About Me

Hi there.  My name is Jess Lundie.  If you’re reading this, you’ve stumbled onto Openly Balanced. Openly Balanced is a blog dedicated to finding equilibrium; in our lives, our communities, and on our planet.  Because they’re all connected and you can’t have one without the others.  It is about sustainable living, and what that means to each of us.

Openly Balanced is my study on living.  And who am I?  I’m just a regular person seeking balance – I’m a little obsessed with that word – in my life.  Only I think that life balance is all about community, and all about saving the planet.   And that through building resilient communities and a healthy planet, we become more resilient and healthy as people.  Because they’re all connected, remember?

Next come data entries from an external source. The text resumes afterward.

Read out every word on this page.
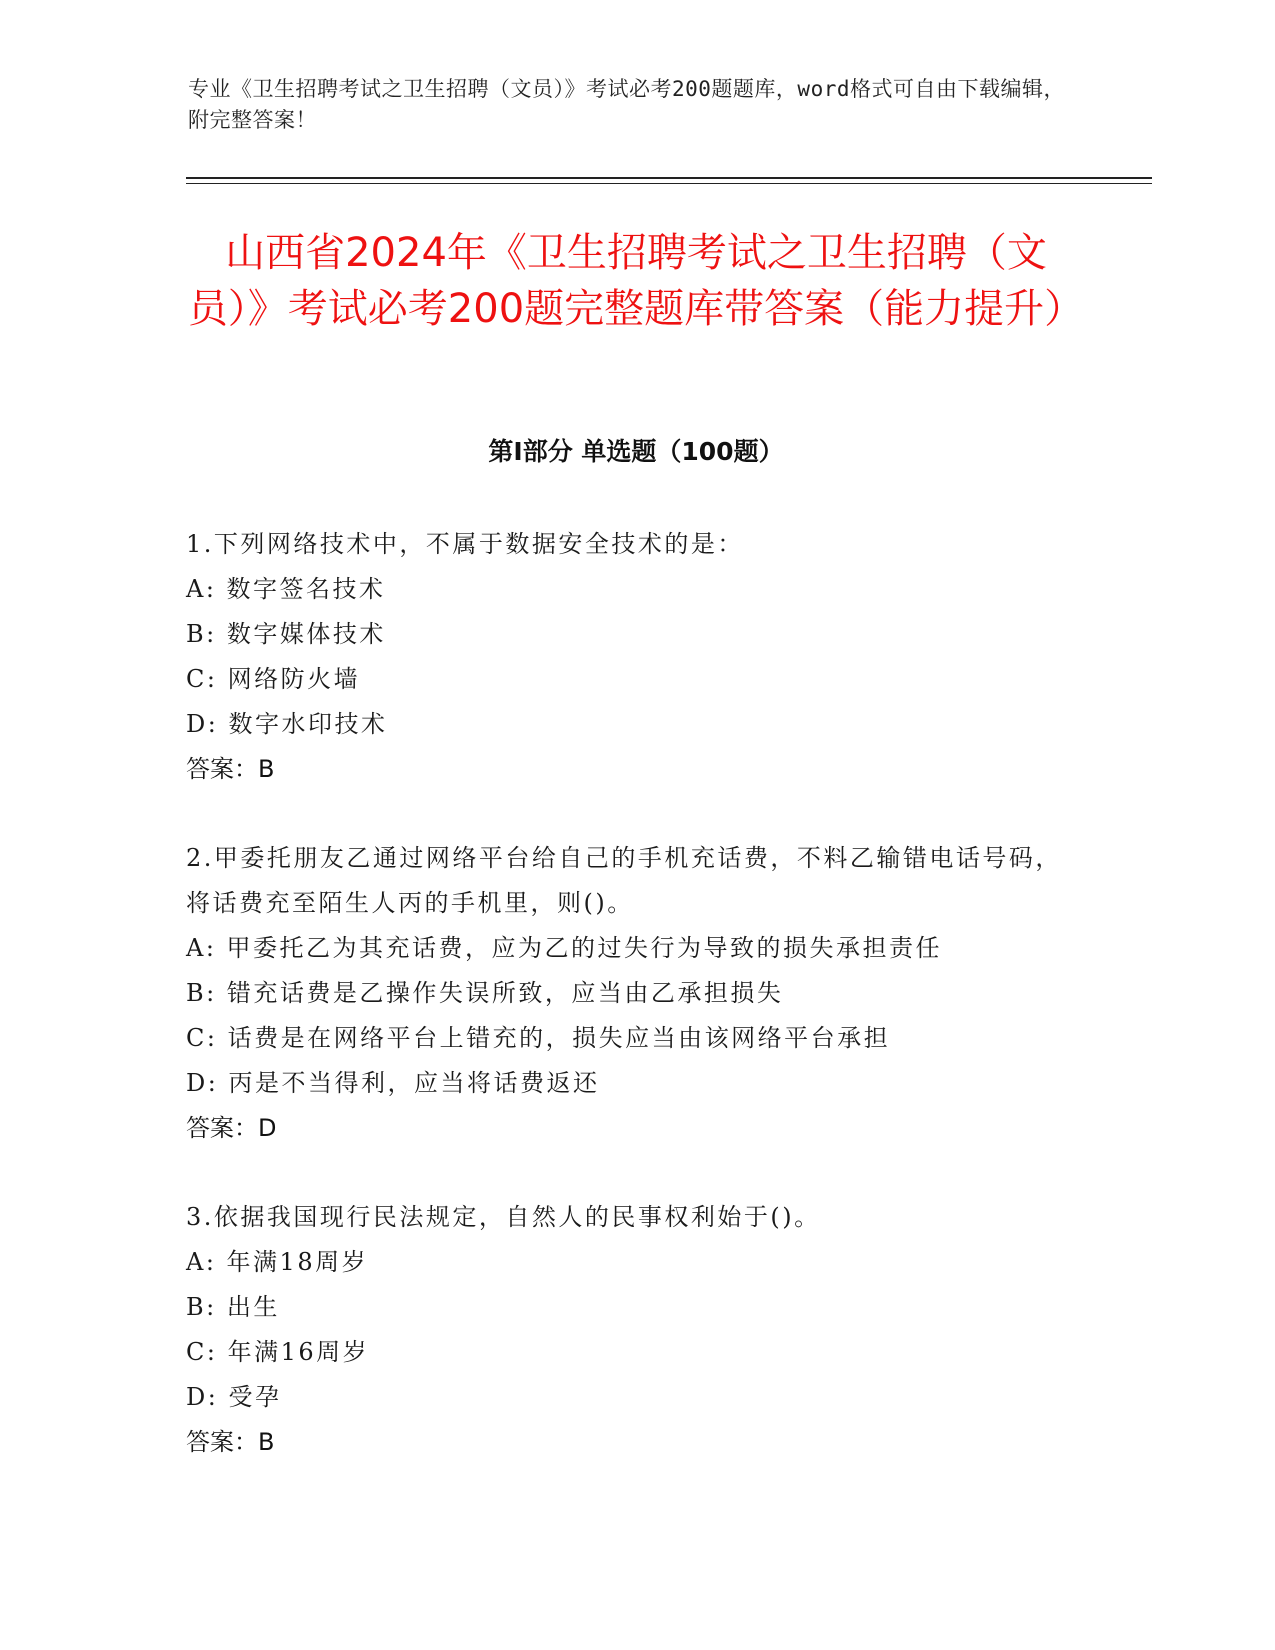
专业《卫生招聘考试之卫生招聘（文员）》考试必考200题题库，word格式可自由下载编辑，附完整答案！
山西省2024年《卫生招聘考试之卫生招聘（文员）》考试必考200题完整题库带答案（能力提升）
第I部分 单选题（100题）

1.下列网络技术中，不属于数据安全技术的是：

A: 数字签名技术

B: 数字媒体技术

C: 网络防火墙

D: 数字水印技术

答案：B

2.甲委托朋友乙通过网络平台给自己的手机充话费，不料乙输错电话号码，将话费充至陌生人丙的手机里，则()。

A: 甲委托乙为其充话费，应为乙的过失行为导致的损失承担责任

B: 错充话费是乙操作失误所致，应当由乙承担损失

C: 话费是在网络平台上错充的，损失应当由该网络平台承担

D: 丙是不当得利，应当将话费返还

答案：D

3.依据我国现行民法规定，自然人的民事权利始于()。

A: 年满18周岁

B: 出生

C: 年满16周岁

D: 受孕

答案：B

I recently moved from Washington, DC to Washington state, where I live with my two dogs and my cat, and wait patiently (not patiently) for my husband to come home from his deployment in Iraq.   My life in DC was unsustainable.  What is unsustainable?  (I’m all obsessed with “sustainable” too.)  In this case, it meant that my life – the 50 hour a week job, too much takeout, lack of fresh air and sunlight, and general urban isolation – was slowly driving me crazy.  So when we moved, I decided to change the way I live, because sometimes it seems easier to change a bunch of things all at once.

Me and my buddy, Superman

Me and my buddy, Superman

But what I am finding is that being balanced, living sustainably, is not about big changes.   It is about all the tiny choices we make, a thousand times a day.  And because we are all connected, a balanced life is also about the tiny choices everyone else makes which, in aggregate, become all those big things that shape our lives: the economy, politics, the environment, etc.  And even smaller “big” things, like getting through a traffic jam without excessive road rage or peacefully navigating a grocery store during the evening rush.

So this blog is about balanced choices, and what it means to live consciously, and what balanced and sustainable living even means, and what it takes to get there – as people, as communities, and as a planet.